As the Church, we will never solve anything by putting blame on others. People will never know God if the Church isn’t willing to do the hard work of taking difficult people and situations into prayer before Him. In His infinite love, He wants the best for all of His children. And, by praying for people with love, you are inviting God to partake in that.

Real Life Application: Take time today to pray for someone who has hurt you. Forgive them (if you haven’t already) and pray a blessing over them. Ask God to work in their lives. Ask the Holy Spirit to lead you.
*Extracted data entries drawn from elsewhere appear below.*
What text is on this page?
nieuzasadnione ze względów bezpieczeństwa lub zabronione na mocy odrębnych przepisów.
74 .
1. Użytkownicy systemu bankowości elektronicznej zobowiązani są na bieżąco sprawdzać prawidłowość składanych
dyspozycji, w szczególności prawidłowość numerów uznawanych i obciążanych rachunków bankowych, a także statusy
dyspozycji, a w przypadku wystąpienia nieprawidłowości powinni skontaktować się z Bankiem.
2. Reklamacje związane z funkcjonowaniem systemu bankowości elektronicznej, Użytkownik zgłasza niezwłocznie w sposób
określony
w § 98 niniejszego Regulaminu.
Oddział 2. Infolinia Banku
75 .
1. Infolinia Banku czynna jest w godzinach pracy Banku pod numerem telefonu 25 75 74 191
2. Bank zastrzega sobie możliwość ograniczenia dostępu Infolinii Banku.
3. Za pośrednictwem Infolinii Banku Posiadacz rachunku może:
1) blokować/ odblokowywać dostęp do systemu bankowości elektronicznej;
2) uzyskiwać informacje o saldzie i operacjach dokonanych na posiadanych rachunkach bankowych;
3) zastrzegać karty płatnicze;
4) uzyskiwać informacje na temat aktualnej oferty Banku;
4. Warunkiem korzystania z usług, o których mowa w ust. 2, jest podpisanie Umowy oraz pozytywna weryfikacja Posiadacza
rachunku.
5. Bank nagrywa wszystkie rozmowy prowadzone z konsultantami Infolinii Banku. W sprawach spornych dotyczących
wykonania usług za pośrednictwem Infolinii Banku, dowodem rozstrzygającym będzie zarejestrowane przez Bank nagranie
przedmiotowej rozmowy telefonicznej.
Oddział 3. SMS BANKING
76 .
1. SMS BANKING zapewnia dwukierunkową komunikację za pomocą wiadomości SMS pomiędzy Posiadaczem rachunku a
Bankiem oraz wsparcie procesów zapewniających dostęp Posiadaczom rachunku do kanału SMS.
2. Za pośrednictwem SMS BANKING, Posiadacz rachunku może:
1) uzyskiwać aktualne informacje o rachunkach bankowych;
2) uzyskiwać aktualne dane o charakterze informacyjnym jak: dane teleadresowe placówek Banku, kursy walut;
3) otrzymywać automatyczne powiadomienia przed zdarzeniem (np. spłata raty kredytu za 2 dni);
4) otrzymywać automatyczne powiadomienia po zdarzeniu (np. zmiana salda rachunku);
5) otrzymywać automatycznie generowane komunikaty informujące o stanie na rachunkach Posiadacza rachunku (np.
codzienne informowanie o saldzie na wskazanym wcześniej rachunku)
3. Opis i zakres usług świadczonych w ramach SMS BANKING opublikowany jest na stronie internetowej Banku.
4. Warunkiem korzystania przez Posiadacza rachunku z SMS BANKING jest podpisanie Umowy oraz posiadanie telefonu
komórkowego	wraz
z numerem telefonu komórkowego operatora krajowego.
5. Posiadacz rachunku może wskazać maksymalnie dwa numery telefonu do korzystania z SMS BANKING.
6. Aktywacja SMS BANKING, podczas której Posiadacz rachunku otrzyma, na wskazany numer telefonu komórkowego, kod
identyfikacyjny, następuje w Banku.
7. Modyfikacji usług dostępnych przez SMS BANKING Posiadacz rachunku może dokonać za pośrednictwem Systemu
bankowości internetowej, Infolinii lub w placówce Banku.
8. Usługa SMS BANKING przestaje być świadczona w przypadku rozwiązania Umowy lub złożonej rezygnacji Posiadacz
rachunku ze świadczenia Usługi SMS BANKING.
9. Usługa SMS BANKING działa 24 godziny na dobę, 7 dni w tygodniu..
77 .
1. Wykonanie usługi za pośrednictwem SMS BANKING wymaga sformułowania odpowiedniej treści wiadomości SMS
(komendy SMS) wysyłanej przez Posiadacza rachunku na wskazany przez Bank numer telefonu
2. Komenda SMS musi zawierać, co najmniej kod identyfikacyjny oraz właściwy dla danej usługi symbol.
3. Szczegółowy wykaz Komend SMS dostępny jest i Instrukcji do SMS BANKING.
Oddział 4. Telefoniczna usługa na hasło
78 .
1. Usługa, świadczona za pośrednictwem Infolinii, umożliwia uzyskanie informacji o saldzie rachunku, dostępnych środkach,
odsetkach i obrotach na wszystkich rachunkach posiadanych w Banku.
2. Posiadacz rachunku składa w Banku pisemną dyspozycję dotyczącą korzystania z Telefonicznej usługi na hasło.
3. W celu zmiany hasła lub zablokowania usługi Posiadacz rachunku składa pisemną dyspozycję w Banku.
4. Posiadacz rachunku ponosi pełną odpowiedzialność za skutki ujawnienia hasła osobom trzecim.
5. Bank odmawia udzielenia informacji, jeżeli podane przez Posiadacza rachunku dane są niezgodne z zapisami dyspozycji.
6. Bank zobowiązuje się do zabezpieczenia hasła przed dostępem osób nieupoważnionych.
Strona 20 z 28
Keep them in the back of your mind and say a quick prayer for them whenever you think of them.

  1. Compassion

            In Colossians 3:12, we are instructed to be clothed in compassion, kindness, gentleness, and patience.

This connects to the guideline of love that we are called to follow in 1 Corinthians 13:4-7. Compassion in the Greek for this verse is agapāo, which means to love with a strong affection.

Our compassion for others must be found within our foundation of love. And that love must contain a strong affection for others that is rooted in selflessness, kindness, and patience.

Not only should our compassion go to people who are experiencing affliction, but it should go to everyone. No matter what the person has gone through or what they have done, if the Lord shows compassion to them, so should we.

Often times it is seen within the Church that we judge or ostracize those who live differently than we do. Yes, we must look to see if the behavior contradicts what the Bible says, but we should never get to the point of judging others. Instead, we should compassionately love them right where they are at.

Furthermore, notice that God doesn’t instruct us to be compassionate to only those we agree with. Rather, He instructs us to be clothed in compassion. That means anyone who sees us should receive that same compassion. Take the opportunity to compassionately see that person the way God does. And thank God for the opportunity to show compassion to others.

Real Life Application: Whenever you encounter someone this week whose lifestyle, religion, etc. upsets you, take a moment to (after you pray for them) practice compassion. Remember that if that person isn’t a believer, you were once like them too—unknowledgeable of the life you could have in Him. And if they are a believer, still find compassion for them. Just because their beliefs don’t align with yours doesn’t mean that they are less deserving of loving compassion.

These are just three ways that we, as the Church, can make our mark on the world. By showing an unconditional, steadfast love, people can see one of the characteristics of God. While the world may not understand where our love comes from, especially when it is for those who have hurt us, they will see that there is something different about us. In a world so deprived of God’s love, they will be drawn to what we have to offer. As the Church, we can change the world. One step at a time with His love.